Joining the efforts to improve access to arthritis care, keynote speaker Jim Jarvis, MD, professor of pediatrics at the University of Washington School of Medicine, is using Arthritis Foundation support to build Indigenous-centered rheumatology education programs, recognizing that Indigenous people also are disproportionately affected by arthritis. His efforts include teaching students at Blackfeet Community College lab skills, immunology and fundamental genomic analysis, while engaging them directly in community-driven research on rheumatoid arthritis. They are expanding this model to other Tribal Colleges and Universities and organizing community-led rheumatic disease summits to listen, educate and build trust. This work aims to inspire Indigenous youth, strengthen cultural connection as a healing tool and ultimately train a new generation of Indigenous rheumatologists. 

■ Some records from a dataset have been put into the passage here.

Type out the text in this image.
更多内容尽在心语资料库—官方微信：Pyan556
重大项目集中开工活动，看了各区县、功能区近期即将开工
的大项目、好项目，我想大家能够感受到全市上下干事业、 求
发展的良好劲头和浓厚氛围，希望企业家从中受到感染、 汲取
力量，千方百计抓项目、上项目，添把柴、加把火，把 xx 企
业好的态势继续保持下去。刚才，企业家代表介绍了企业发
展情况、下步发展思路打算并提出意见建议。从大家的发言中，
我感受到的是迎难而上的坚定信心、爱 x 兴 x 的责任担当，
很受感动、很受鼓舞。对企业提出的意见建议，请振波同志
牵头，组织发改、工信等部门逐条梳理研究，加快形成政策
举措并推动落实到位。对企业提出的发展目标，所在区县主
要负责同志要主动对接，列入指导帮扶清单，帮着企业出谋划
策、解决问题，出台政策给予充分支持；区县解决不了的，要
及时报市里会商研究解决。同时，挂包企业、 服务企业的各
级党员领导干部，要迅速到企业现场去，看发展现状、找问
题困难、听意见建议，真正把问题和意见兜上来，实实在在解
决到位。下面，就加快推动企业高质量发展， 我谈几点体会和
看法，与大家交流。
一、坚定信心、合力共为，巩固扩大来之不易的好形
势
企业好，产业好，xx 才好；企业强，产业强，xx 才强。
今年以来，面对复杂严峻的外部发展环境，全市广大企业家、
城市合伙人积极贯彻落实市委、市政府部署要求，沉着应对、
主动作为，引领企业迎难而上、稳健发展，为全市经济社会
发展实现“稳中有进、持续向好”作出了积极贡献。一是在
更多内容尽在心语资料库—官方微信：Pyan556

Keynote speaker and Arthritis Foundation’s 2024 Lee C. Howley Jr. Prize for Early Career Investigators recipient Candace Feldman, MD, MPH, assistant professor of medicine at Brigham and Women’s Hospital, is leading AWARD (the Academy for Workforce Advancement to Enrich Rheumatology Reach and Development), a national initiative to expand and diversify the rheumatology workforce through four education-focused pillars: mentorship, pathways, curriculum and leadership. Her team is developing and pilot-testing mentoring toolkits, a pathways “clearinghouse” with rotation and CV guidance, plus links to pipeline programs, curriculum materials and a leadership hub with training opportunities.  

The summit concluded with Paul Larkin, PhD, vice president of Science at the Arthritis Foundation, thanking attendees and sharing ways to stay connected, highlighting links to: Partners for Patients, a program that equips providers with patient-facing resources; Joint Matters, a quarterly newsletter for health care providers; registration for the upcoming Inflammatory Arthritis Research Summit in February; and the Science Department website with information on research, programs and grants.  

The Community Health & Workforce Summit is a free, virtual event for arthritis health care providers and researchers. The event brings together thought leaders and practitioners with expertise in clinical rheumatology, accessibility of care and community health.